As we have gotten used to distancing, there may be a reluctance to cram back into small office cubicles. Distancing ourselves from each other in the office will require more space and commercial real estate developers are taking notice.
A new office building will soon emerge at 4330 Kingsway in Burnaby that is expected to create a trend in commercial real estate development.
“It’s like a residential condo but it’s an office condo,” said Steven Dejonckheere, VP of development at Slate Asset Management.
An office strata is going up at the site complete with 25,000 square feet of common space, including an 80-seat auditorium for presentations and room to spread out as well as board rooms that can be reserved for all strata office owners.
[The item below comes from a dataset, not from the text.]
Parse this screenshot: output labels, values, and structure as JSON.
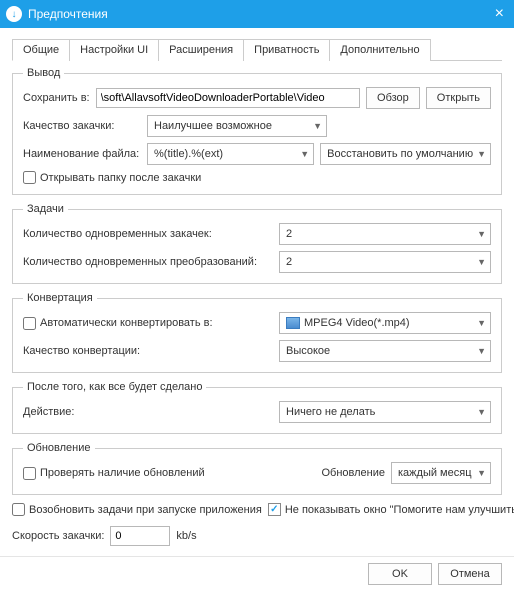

There will be plenty of open spaces for collaboration, which will also encompass outdoor areas and a shared fitness centre.
“It gives you a more flexible and affordable option and you can use those spaces when you need them and not have to carry the expense and weight of that when you’re not using those spaces,” Dejonckheere added.
Right now, there are only a handful of these type of office strata buildings in Metro Vancouver. They appeal to smaller business that want to own their own space to avoid paying rent that they cannot control. It is an idea that has been popular in Mainland China and Hong Kong and is now catching on in B.C.
“Tenants have been asking for different ways their offices can be designed to accommodate their workers,” said Charles Gauthier, CEO & president of Vancouver’s Downtown Business Improvement Association.
Vancouver has already been creating more public outdoor spaces, by closing off some streets and approving parklets along roadways where people can sit and relax.
“I don’t see us abandoning what we’ve done creating vibrant downtown cores and I think once we understand how we can safely go back to that, I think, there’ll be a flood of people to do that,” said Dejonckheere.
It is difficult to say whether the move to office strata buildings will catch on but says a strata office development at Granville Street and Cordova sold out quickly and another one is being developed on one corner of Robson and Seymour streets.
“I don’t think it’s a new idea. I think it’s just a new idea that’s been recycled and is being marketed in light of what’s occurring and what people are going to want in a post pandemic world,” said Gauthier.
In addition, Gauthier says commercial real estate developers are quick to adapt to the changing needs of businesses and their workers.